Defensores de los derechos humanos aplauden histórico fallo sobre deportaciones

EFE | Aug 09, 2010 | 2:38 PM

Violan derechos de familias

WASHINGTON, DC - Abogados y grupos de derechos humanos calificaron como "importante y sin precedentes" un fallo de la Comisión Interamericana de Derechos Humanos según la cual las deportaciones de Estados Unidos violan los derechos de las familias y los niños.
"Es una decisión sin precedentes", dijo en una teleconferencia Viviana Krsticevic, directora ejecutiva del Centro por la Justicia y el Derechos Internacional (CEJIL).
"Éste es el primer caso en el cual la CIDH establece que la legislación migratoria viola los derechos de los niños y las obligaciones de protección de la familia", añadió.
Ocho años después de iniciadas las demandas la CIDH concluyó el martes que las deportaciones del mexicano Hugo Armendáriz y de Wayne Smith, de Trinidad, violaron la Declaración Americana de Derechos Humanos y pidió que el gobierno de Estados Unidos les permita regresar al país.
Smith, traído por su familia a Estados Unidos cuando tenía 12 años, adquirió la residencia legal en 1974. En 1990 fue acusado por posesión de cocaína y cumplió una sentencia de prisión de tres años.
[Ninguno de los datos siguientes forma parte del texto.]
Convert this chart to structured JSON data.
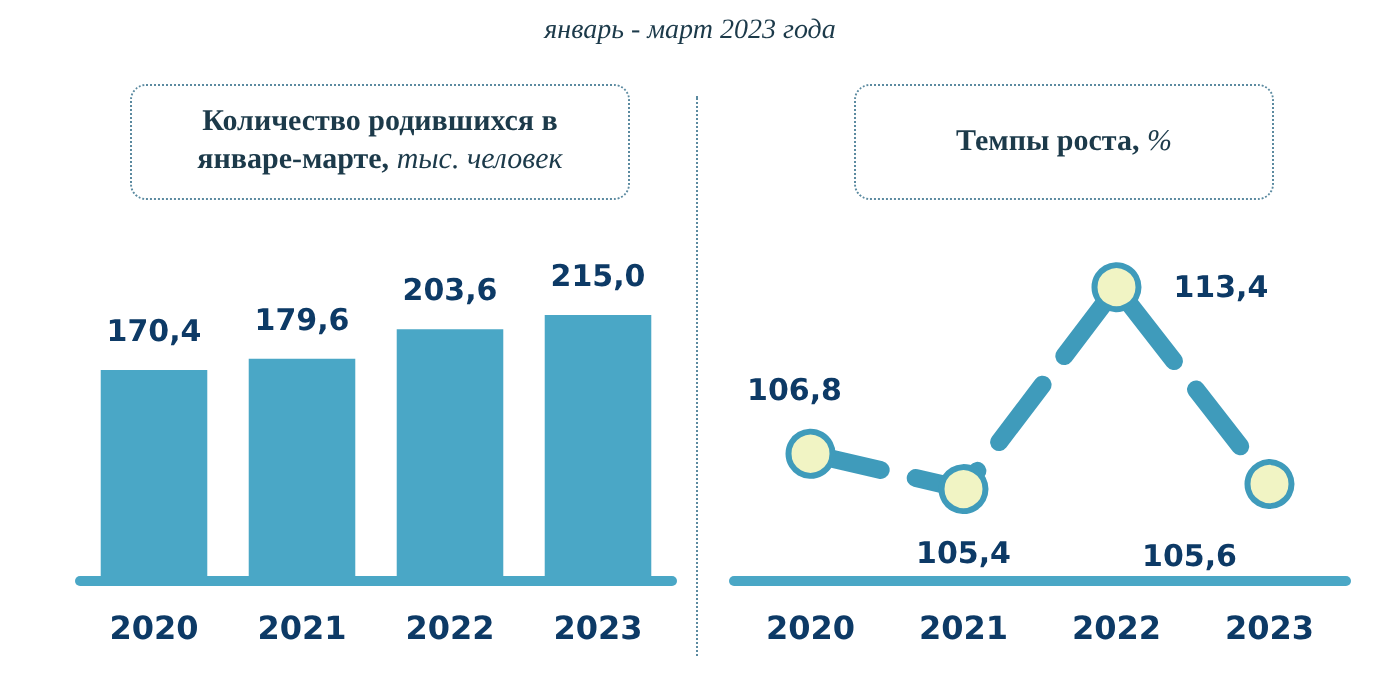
{
  "chart_data": [
    {
      "type": "bar",
      "title": "Количество родившихся в январе-марте,",
      "subtitle": "тыс. человек",
      "annotations": [
        "январь - март 2023 года"
      ],
      "categories": [
        "2020",
        "2021",
        "2022",
        "2023"
      ],
      "values": [
        170.4,
        179.6,
        203.6,
        215.0
      ],
      "value_labels": [
        "170,4",
        "179,6",
        "203,6",
        "215,0"
      ],
      "color": "#4aa7c6"
    },
    {
      "type": "line",
      "title": "Темпы роста,",
      "subtitle": "%",
      "categories": [
        "2020",
        "2021",
        "2022",
        "2023"
      ],
      "values": [
        106.8,
        105.4,
        113.4,
        105.6
      ],
      "value_labels": [
        "106,8",
        "105,4",
        "113,4",
        "105,6"
      ],
      "color": "#3f9bbb",
      "marker": "circle",
      "line_style": "dashed"
    }
  ]
}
En 1996 el gobierno de Estados Unidos inició los trámites de deportación, lo que ocurrió en 1998.
Expulsados sin consideración
Armendáriz, por su parte, fue traído a Estados Unidos cuando tenía dos años y seis años más tarde obtuvo su residencia legal. En 1995, Armendáriz fue condenado por posesión de cocaína y cumplía su sentencia cuando el gobierno de EE.UU. inició el trámite de deportación.
En ambos casos los abogados argumentaron ante las autoridades de Inmigración que Smith y Armendáriz habían cumplido sus sentencias, se habían convertido en miembros beneficiosos para la sociedad, tenían familias dependientes, y pocos o ningún vínculo con los países y las sociedades donde nacieron.
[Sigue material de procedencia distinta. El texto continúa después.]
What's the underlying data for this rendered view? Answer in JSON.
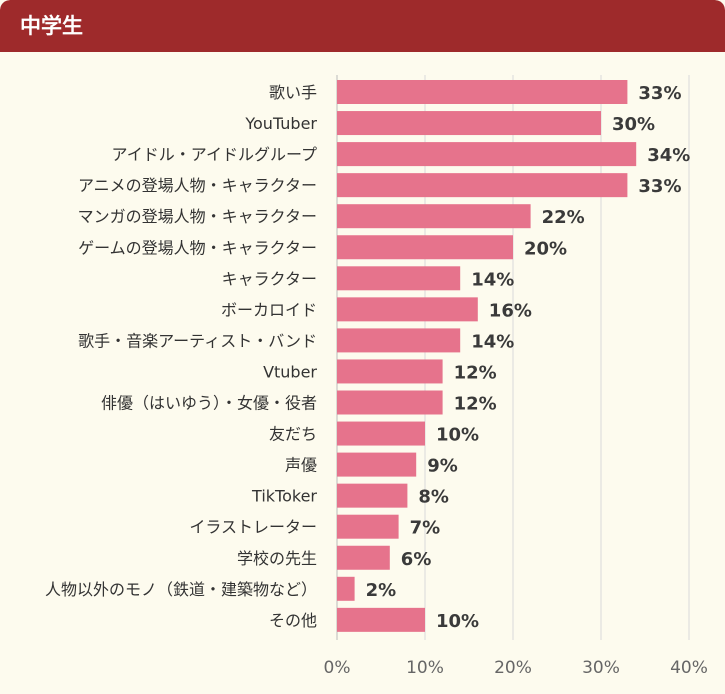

"Fueron deportados sin consideración humanitaria alguna, sin consideración del impacto sobre sus familias, sin evaluar los vínculos con el país de origen y el país de residencia", señaló Krsticevic.
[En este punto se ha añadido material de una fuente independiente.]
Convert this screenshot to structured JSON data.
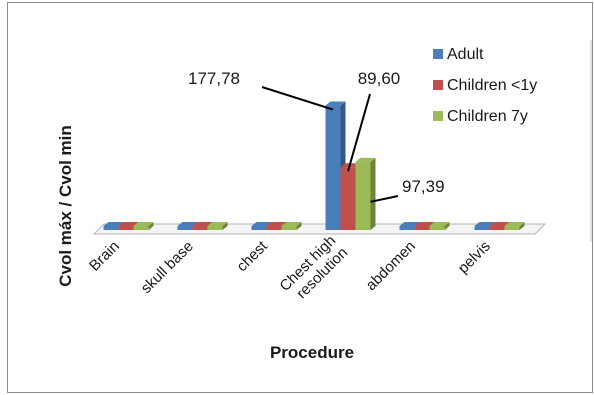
{
  "chart_data": {
    "type": "bar",
    "style": "3d-clustered-column",
    "categories": [
      "Brain",
      "skull base",
      "chest",
      "Chest high\nresolution",
      "abdomen",
      "pelvis"
    ],
    "series": [
      {
        "name": "Adult",
        "color": "#4a7ebb",
        "values": [
          1.5,
          1.5,
          1.3,
          177.78,
          1.2,
          1.5
        ]
      },
      {
        "name": "Children <1y",
        "color": "#c0504d",
        "values": [
          1.5,
          1.6,
          1.0,
          89.6,
          1.2,
          1.1
        ]
      },
      {
        "name": "Children 7y",
        "color": "#9bbb59",
        "values": [
          2.4,
          2.2,
          0.9,
          97.39,
          1.3,
          1.1
        ]
      }
    ],
    "data_labels": [
      {
        "category": "Chest high\nresolution",
        "series": "Adult",
        "text": "177,78"
      },
      {
        "category": "Chest high\nresolution",
        "series": "Children <1y",
        "text": "89,60"
      },
      {
        "category": "Chest high\nresolution",
        "series": "Children 7y",
        "text": "97,39"
      }
    ],
    "xlabel": "Procedure",
    "ylabel": "Cvol máx / Cvol min",
    "ylim": [
      0,
      180
    ],
    "grid": false,
    "legend": "top-right"
  }
}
David Baluarte, profesor del Departamento de Derechos Humanos de American University en Washington, y uno de los abogados de CEJIL en las querellas por Smith y Armendáriz, dijo que "la CIDH ha concluido que existe una violación sistemática de los derechos humanos en el proceso de las deportaciones de Estados Unidos".Un millón de familias divididas
El grupo Human Rights Watch informó de que entre 1997 y 2007 más de un millón de familias han resultado divididas y separadas por las deportaciones, y la semana pasada el director de la Agencia de Aduanas e Inmigración (ICE), John Morton, indicó que en el período fiscal 2010 se deportarán más de 400 mil personas.
"Esto es un aumento de más del 10 por ciento sobre las cifras en el último año del gobierno del presidente George W. Bush", dijo Baluarte.
"Los derechos del migrante son derechos humanos", continuó el abogado quien sostuvo que "durante más de un siglo el gobierno de Estados Unidos ha actuado con la idea de que tiene discreción en sus políticas inmigratorias".
Pero la decisión de la CIDH, según Baluarte, "muestra que sí hay límites: los derechos humanos, que deben respetarse en la política migratoria de Estados Unidos".
Erin Shipola, quien habló en representación del abogado Robert Pauw, de Seattle, uno de los peticionarios originales con CEJIL, dijo que la situación de Wayne y Armendáriz es similar a la de millones de indocumentados que "trabajan, pagan impuestos, tienen raíces en Estados Unidos".
"Miles de familias resultan separadas por las deportaciones", añadió Shipola quien agregó que el fallo de la CIDH "muestra la necesidad urgente de una reforma de las leyes de inmigración".